Magomed I. Magomedov a, Arsen K. Abdulaev a, Annie Gagliardi b, Maria Polinsky b, @
a The Gamzat Tsadasa Institute of Language, Literature and Arts, Daghestan Academic Centre, Russian Academy of Sciences, Makhachkala, 367025, Russia;
b Harvard University, Cambridge, 02138, USA;
This paper follows two related goals. First, it introduces a simple methodology that can be used to investigate first language acquisition in lesser-studied languages, including those that may be endangered. The proposed methodology consists of three steps, namely, (i) corpus building, (ii) data mining based on that corpus, and (iii) subsequent experimental studies motivated by patterns observed in the corpus. The second goal of this paper is to apply the proposed methodology to the investigation of noun-class acquisition in the Nakh-Dagestanian language Tsez.
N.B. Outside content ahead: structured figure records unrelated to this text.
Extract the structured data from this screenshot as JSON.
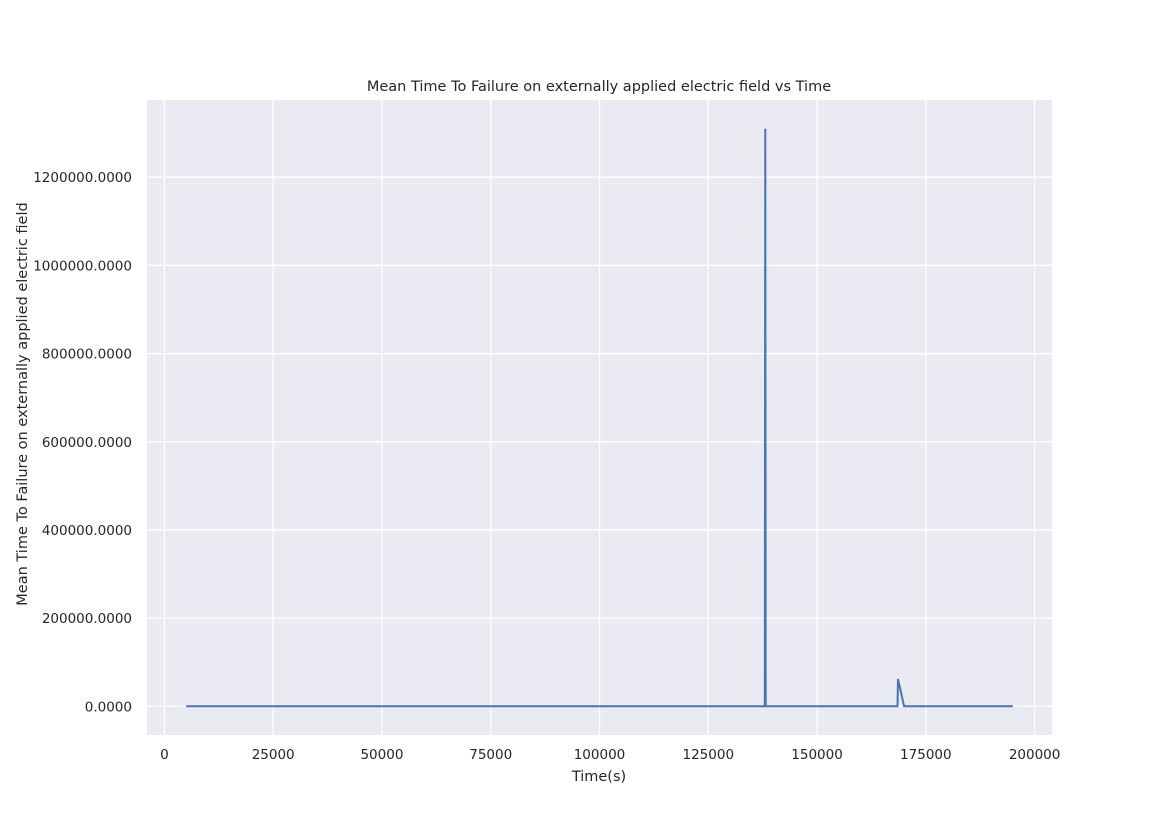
{
  "chart_data": {
    "type": "line",
    "title": "Mean Time To Failure on externally applied electric field vs Time",
    "xlabel": "Time(s)",
    "ylabel": "Mean Time To Failure on externally applied electric field",
    "xlim": [
      -4000,
      204000
    ],
    "ylim": [
      -65000,
      1375000
    ],
    "x_ticks": [
      0,
      25000,
      50000,
      75000,
      100000,
      125000,
      150000,
      175000,
      200000
    ],
    "x_tick_labels": [
      "0",
      "25000",
      "50000",
      "75000",
      "100000",
      "125000",
      "150000",
      "175000",
      "200000"
    ],
    "y_ticks": [
      0,
      200000,
      400000,
      600000,
      800000,
      1000000,
      1200000
    ],
    "y_tick_labels": [
      "0.0000",
      "200000.0000",
      "400000.0000",
      "600000.0000",
      "800000.0000",
      "1000000.0000",
      "1200000.0000"
    ],
    "grid": true,
    "background_color": "#eaeaf2",
    "grid_color": "#ffffff",
    "series": [
      {
        "color": "#4c72b0",
        "x": [
          5000,
          138000,
          138100,
          138200,
          168500,
          168600,
          170000,
          195000
        ],
        "y": [
          0,
          0,
          1310000,
          0,
          0,
          62000,
          0,
          0
        ]
      }
    ]
  }
}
Based on the proposed methodology, we have constructed a new corpus of child-directed speech and child language (about ten hours of speech), which we analyze to determine the role of predictive cues that help the learner assign a given noun to a noun class. Since Tsez does not overtly mark agreement on all its verbs or adjectives, we also use the corpus data to assess the extent of overt noun-class agreement. We conclude that a variety of semantic and phonological (formal) cues allow Tsez speakers to determine the noun class of a given nominal. We then present and analyze an elicited-production experiment that uncovers asymmetries in the classification of nouns with predictive features in the corpus and by children and adults. We show that children are biased to use phonological information over semantic information, despite a statistical asymmetry in the other direction.